The draft is very particular and specific in its direction, and means a great deal more than a mere request to pay over the specified sum of money. Mrs. Jones had no money in the hands of Terrett subject to her draft, nor did she expect to have any, except the- second payment that would *186become dtie to her under the contract. If she had drawn without a design to appropriate the particular fund, and in the hope that Terrett would accept in any event, no reference would have been made to the contract, or to any of the payments which might become due under it, because none would have been necessary. But by referring to the contract by its subject and date, and appointing the time for the payment of the money “ when the second tier of beams are on the buildings, as per contract,” and then directing the amount to be applied on the second payment, she signifies the clearest intention to make the money payable out of the second payment, whenever it became due and payable according to the terms of the contract. By his acceptance, in general terms, upon the face of the paper, -the defendant undertook to pay the money upon the happening of the event or the performance of the condition therein referred to. I attach no great force or efficacy to the words “ as per contract,” because we are to look at the relation which the drawer and acceptor maintained towards each other, the objects which they had in view, as well as the scope and tenor of the instrument, for the purpose of ascertaining their intention.

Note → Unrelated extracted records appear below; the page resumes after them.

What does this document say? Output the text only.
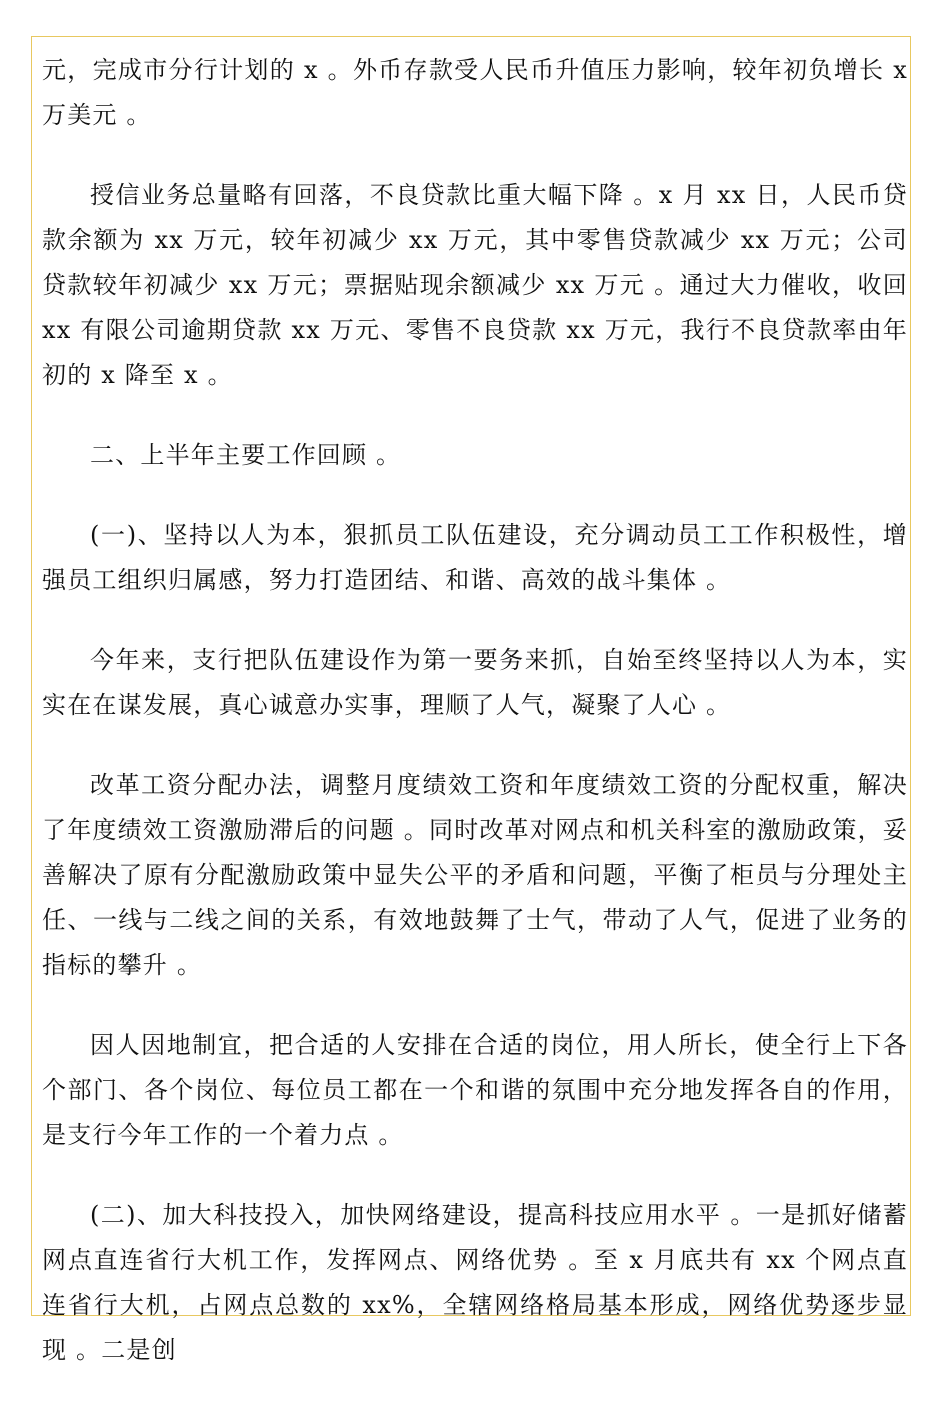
元，完成市分行计划的 x 。外币存款受人民币升值压力影响，较年初负增长 x 万美元 。

授信业务总量略有回落，不良贷款比重大幅下降 。x 月 xx 日，人民币贷款余额为 xx 万元，较年初减少 xx 万元，其中零售贷款减少 xx 万元；公司贷款较年初减少 xx 万元；票据贴现余额减少 xx 万元 。通过大力催收，收回 xx 有限公司逾期贷款 xx 万元、零售不良贷款 xx 万元，我行不良贷款率由年初的 x 降至 x 。

二、上半年主要工作回顾 。

(一)、坚持以人为本，狠抓员工队伍建设，充分调动员工工作积极性，增强员工组织归属感，努力打造团结、和谐、高效的战斗集体 。

今年来，支行把队伍建设作为第一要务来抓，自始至终坚持以人为本，实实在在谋发展，真心诚意办实事，理顺了人气，凝聚了人心 。

改革工资分配办法，调整月度绩效工资和年度绩效工资的分配权重，解决了年度绩效工资激励滞后的问题 。同时改革对网点和机关科室的激励政策，妥善解决了原有分配激励政策中显失公平的矛盾和问题，平衡了柜员与分理处主任、一线与二线之间的关系，有效地鼓舞了士气，带动了人气，促进了业务的指标的攀升 。

因人因地制宜，把合适的人安排在合适的岗位，用人所长，使全行上下各个部门、各个岗位、每位员工都在一个和谐的氛围中充分地发挥各自的作用，是支行今年工作的一个着力点 。

(二)、加大科技投入，加快网络建设，提高科技应用水平 。一是抓好储蓄网点直连省行大机工作，发挥网点、网络优势 。至 x 月底共有 xx 个网点直连省行大机，占网点总数的 xx%，全辖网络格局基本形成，网络优势逐步显现 。二是创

The counsel for the plaintiff insists that the contract between Mrs. Jones and the defendant is referred to in the draft merely to designate the particular account to which the money, when paid, was to be charged. And he refers to Kelley v. The Mayor of Brooklyn, (4 Hill, 265.) There the draft was for $1500, payable absolutely, with a direction to charge to the Bedford road assessment. The court held the instrument to be an ordinary bill of exchange, and the clause “ charge to the Bedford road assessment," a mere direction as to the mode of reimbursement. In the present case the paper is not a bill of exchange, and the reference to the contract out of which the money was to proceed, and the direction making it applicable to the second payment, must be read in connection with the other parts of the instrument, to ascertain the intention of the parties. I am, accordingly, of *187opinion that the draft, by its terms, was payable out of the second payment mentioned in the contract of the 27th March, 1856, and the condition upon which the defendant’s obligation to make that payment depended, never having been performed, that the plaintiff cannot recover in this action.

[Dutchess General Term, May 11, 1858.

Brown, S. B. Strong and Emott, Justices.]

The judgment should be reversed, and a new trial at the circuit granted, with costs to abide the event.